Head‐Group Size or Hydrophilicity of Surfactants: The Major Regulator of Lipase Activity in Cationic Water‐in‐Oil Microemulsions

To determine the crucial role of surfactant head-group size in micellar enzymology, the activity of Chromobacterium Viscosum (CV) lipase was estimated in cationic water-in-oil (w/o) microemulsions of three different series of surfactants with varied head-group size and hydrophilicity. The different series were prepared by subsequent replacement of three methyl groups of cetyltrimethylammonium bromide (CTAB) with hydroxyethyl (1-3, series I), methoxyethyl (4-6, series II), and n-propyl (7-9, series III) groups.
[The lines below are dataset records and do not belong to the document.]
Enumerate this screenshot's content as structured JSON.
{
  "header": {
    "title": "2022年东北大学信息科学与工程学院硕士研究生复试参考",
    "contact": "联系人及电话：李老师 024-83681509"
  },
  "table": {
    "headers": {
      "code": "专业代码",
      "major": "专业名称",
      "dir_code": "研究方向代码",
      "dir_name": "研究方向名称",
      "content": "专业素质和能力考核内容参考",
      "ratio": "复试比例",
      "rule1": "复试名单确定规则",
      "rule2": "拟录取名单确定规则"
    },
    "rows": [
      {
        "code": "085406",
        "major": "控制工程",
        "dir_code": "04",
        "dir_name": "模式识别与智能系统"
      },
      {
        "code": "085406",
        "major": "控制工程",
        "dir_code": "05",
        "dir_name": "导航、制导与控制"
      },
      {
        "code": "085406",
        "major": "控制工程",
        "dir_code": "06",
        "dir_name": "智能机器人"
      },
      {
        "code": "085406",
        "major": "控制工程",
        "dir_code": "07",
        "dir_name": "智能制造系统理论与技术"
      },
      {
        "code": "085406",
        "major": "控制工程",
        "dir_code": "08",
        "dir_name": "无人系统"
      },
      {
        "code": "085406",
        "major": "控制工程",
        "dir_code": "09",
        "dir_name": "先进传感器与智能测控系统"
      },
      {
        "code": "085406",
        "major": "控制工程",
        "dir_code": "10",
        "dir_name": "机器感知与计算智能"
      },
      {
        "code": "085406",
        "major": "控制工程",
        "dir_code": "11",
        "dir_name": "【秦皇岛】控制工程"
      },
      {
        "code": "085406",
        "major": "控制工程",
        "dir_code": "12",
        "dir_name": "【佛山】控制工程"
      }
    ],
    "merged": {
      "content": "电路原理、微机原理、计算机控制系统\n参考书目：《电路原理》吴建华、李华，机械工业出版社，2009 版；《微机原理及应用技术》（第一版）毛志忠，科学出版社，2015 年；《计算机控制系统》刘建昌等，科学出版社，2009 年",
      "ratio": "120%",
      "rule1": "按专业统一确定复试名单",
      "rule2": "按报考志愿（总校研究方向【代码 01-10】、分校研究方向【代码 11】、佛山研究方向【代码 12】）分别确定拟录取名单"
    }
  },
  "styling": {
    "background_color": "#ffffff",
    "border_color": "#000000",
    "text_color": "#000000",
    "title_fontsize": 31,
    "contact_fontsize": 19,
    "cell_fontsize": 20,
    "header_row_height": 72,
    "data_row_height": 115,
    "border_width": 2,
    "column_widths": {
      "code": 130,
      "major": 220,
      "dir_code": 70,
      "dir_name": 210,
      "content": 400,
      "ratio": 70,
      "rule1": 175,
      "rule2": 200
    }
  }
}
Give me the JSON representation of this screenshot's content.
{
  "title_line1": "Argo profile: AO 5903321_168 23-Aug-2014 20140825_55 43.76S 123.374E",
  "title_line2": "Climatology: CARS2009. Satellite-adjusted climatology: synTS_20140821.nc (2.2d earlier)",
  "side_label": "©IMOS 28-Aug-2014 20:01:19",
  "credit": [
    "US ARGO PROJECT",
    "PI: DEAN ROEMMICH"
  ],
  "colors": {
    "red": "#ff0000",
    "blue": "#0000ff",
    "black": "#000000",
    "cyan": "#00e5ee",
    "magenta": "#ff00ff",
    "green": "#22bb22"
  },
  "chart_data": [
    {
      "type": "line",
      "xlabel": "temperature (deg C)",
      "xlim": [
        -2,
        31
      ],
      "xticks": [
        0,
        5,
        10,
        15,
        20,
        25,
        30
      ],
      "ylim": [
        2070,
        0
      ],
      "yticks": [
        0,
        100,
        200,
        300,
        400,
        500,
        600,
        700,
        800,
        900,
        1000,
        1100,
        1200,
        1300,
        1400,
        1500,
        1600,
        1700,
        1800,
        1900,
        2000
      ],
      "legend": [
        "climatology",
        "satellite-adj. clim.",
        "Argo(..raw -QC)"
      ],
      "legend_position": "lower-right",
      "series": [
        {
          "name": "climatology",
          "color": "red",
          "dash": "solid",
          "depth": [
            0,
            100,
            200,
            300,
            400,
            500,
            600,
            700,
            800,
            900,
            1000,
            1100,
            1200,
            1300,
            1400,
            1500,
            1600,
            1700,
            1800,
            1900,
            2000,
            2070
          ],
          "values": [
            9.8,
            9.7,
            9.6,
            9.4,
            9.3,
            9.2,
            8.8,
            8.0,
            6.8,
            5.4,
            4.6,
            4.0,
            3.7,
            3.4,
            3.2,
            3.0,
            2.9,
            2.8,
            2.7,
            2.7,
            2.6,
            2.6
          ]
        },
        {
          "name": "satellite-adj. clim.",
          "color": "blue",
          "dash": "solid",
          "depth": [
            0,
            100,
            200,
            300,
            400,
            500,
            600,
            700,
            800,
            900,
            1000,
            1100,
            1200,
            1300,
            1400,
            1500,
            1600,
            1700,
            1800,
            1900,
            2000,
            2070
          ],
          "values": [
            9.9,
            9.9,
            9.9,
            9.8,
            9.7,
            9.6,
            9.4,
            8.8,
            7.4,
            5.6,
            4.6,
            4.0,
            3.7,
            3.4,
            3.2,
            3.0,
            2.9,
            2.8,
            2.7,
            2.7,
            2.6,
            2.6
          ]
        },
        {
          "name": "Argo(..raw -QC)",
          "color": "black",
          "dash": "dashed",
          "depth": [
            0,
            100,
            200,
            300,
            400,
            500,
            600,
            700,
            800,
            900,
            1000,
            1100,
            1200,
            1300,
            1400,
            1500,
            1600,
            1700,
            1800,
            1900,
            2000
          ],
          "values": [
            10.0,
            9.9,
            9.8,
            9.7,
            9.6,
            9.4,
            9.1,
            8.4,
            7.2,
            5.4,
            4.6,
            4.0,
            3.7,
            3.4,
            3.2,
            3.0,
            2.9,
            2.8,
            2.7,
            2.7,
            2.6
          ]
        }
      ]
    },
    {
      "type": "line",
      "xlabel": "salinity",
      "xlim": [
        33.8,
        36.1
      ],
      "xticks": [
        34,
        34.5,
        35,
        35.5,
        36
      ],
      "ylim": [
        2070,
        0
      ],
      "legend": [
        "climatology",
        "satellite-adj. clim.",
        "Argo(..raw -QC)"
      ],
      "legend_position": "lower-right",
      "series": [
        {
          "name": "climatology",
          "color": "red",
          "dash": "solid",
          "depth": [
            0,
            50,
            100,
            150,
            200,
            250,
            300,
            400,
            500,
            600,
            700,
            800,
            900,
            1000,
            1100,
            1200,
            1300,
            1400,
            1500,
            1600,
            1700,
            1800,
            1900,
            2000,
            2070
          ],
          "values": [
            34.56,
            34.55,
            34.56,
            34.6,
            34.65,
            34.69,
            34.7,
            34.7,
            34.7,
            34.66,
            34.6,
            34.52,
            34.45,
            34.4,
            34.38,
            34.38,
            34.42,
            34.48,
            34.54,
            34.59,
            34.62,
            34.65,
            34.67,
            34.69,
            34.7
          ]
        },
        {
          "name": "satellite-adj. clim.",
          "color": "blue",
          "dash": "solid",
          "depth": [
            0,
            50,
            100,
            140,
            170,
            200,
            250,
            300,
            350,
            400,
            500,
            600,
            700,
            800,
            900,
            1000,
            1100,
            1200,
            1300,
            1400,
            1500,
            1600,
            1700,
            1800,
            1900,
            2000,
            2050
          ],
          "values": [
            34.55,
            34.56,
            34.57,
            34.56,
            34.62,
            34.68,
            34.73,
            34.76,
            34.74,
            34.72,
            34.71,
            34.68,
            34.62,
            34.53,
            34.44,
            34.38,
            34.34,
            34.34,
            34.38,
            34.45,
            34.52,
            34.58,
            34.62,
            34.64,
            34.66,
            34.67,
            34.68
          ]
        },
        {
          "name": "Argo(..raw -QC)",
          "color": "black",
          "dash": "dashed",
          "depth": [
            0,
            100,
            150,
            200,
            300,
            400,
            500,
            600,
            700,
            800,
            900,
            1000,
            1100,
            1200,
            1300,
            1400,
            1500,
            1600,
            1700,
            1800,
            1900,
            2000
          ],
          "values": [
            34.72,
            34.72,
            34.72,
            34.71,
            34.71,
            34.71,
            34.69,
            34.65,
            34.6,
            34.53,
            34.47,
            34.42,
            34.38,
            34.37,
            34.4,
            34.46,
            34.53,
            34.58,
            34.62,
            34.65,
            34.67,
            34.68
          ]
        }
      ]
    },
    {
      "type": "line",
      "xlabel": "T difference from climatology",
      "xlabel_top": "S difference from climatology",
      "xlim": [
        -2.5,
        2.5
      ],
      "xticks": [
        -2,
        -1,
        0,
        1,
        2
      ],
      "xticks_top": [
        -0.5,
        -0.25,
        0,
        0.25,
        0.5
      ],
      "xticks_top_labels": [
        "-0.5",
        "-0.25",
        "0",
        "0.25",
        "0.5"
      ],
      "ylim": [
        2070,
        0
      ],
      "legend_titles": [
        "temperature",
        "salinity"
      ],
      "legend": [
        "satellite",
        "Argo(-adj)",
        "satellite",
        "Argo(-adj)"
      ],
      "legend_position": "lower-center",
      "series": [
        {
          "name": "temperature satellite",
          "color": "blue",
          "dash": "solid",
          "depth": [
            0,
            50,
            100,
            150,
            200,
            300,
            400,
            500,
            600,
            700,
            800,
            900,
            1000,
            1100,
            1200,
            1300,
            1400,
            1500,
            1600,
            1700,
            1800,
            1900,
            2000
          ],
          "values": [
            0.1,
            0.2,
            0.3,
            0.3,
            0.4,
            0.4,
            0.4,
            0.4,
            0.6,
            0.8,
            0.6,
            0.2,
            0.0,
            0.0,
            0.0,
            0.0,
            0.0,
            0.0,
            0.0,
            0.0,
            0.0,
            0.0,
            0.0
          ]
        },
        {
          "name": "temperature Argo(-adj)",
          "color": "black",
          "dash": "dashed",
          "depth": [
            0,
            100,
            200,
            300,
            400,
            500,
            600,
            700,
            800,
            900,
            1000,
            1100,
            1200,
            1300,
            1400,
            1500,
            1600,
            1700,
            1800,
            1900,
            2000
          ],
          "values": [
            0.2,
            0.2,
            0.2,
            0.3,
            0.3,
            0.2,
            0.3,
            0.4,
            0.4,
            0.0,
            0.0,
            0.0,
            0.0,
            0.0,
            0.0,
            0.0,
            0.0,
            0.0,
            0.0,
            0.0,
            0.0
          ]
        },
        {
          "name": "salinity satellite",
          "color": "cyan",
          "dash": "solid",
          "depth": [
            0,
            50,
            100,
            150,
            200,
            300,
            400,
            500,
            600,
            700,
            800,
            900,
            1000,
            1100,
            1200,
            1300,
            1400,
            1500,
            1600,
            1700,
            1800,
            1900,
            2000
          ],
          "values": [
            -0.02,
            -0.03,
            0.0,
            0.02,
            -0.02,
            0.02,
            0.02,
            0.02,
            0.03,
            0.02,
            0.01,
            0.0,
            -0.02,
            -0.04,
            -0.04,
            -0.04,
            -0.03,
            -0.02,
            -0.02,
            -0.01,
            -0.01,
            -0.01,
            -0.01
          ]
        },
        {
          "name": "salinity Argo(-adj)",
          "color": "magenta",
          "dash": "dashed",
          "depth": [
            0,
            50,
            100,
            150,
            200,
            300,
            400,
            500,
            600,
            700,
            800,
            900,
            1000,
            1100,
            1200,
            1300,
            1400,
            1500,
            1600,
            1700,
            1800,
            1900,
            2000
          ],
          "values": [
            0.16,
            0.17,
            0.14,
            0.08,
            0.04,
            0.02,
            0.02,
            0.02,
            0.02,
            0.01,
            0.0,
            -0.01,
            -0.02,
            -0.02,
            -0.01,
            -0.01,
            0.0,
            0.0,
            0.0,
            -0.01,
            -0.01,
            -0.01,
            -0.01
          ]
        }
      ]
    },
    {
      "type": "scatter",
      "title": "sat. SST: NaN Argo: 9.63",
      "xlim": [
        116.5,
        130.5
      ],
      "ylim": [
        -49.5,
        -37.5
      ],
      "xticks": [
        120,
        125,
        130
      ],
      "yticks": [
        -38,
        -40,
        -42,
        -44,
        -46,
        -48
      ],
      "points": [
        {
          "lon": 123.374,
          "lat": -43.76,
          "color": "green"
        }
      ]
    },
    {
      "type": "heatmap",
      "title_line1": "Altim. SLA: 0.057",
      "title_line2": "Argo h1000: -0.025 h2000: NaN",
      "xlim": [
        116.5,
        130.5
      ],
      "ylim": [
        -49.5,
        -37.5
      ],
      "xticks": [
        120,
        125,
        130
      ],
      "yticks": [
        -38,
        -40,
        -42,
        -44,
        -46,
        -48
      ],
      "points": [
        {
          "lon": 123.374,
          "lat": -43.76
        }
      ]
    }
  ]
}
The hydrophilicity at the polar head was gradually reduced from series I to series III. Interestingly, the lipase activity was found to be markedly higher for series II surfactants relative to their more hydrophilic analogues in series I. Moreover, the activity remained almost comparable for complementary analogues of both series I and III, though the hydrophilicity was drastically different. Noticeably, the head-group area per surfactant is almost similar for comparable surfactants of both series I and III, but distinctly higher in case of series II surfactants. Thus the lipase activity was largely regulated by the surfactant head-group size, which plays the dominant role over the hydrophilicity. The increase in head-group size presumably allows the enzyme to attain a flexible conformation as well as increase in the local concentration of enzyme and substrate, leading to the higher efficiency of lipase. The lipase showed its best activity in the microemulsion of 6 probably because of its highest head-group size. Furthermore, the observed activity in 6 is 2-3-fold and 8-fold higher than sodium bis(2-ethyl-1-hexyl)sulfosuccinate (AOT) and CTAB-based microemulsions, respectively, and in fact highest ever in any w/o microemulsions.

Surfactant tail length-dependent lipase activity profile in cationic water-in-oil microemulsions

The catalytic activity of Chromobacterium viscosum lipase (CV-lipase) was estimated across varying surfactant tail lengths (C-10–C-18) in water-in-oil (w/o) microemulsions of cationic surfactants containing four different hydroxyethyl-substituted head groups. An attempt to find a correlation, if any, between the activity of interfacially solubilized lipase and the varying surfactant tails was made for the first time in micellar enzymology. The second-order rate constant, k 2 , in lipase-catalyzed hydrolysis of p-nitrophenyl- n-hexanoate at pH 6.0 and 25 °C shows an improvement in enzyme activity (∼30–140%) across different head groups of amphiphiles with increasing tail lengths in varying solution compositions. Improvement of enzyme activity is prominent in ascending from C-10 to C-14/C-16, depending on the nature of polar head group. The hydrolytic activity of lipase in different surfactant (50 mM)/water/isooctane/ n-hexanol with varying z= [alcohol]/[surfactant] (6.4 or 4.8) was amplified by 25–250% with increment in surfactant tail length in comparison with widely used cationic w/o microemulsions having solution compositions ( z = 16 ) . As a notable outcome of this research, we found w/o microemulsions of 25 mM tetradecyltrimethylammonium bromide/water/isooctane/ n-hexanol ( z = 8 ) producing the highest ever activity of lipase in any w/o microemulsions.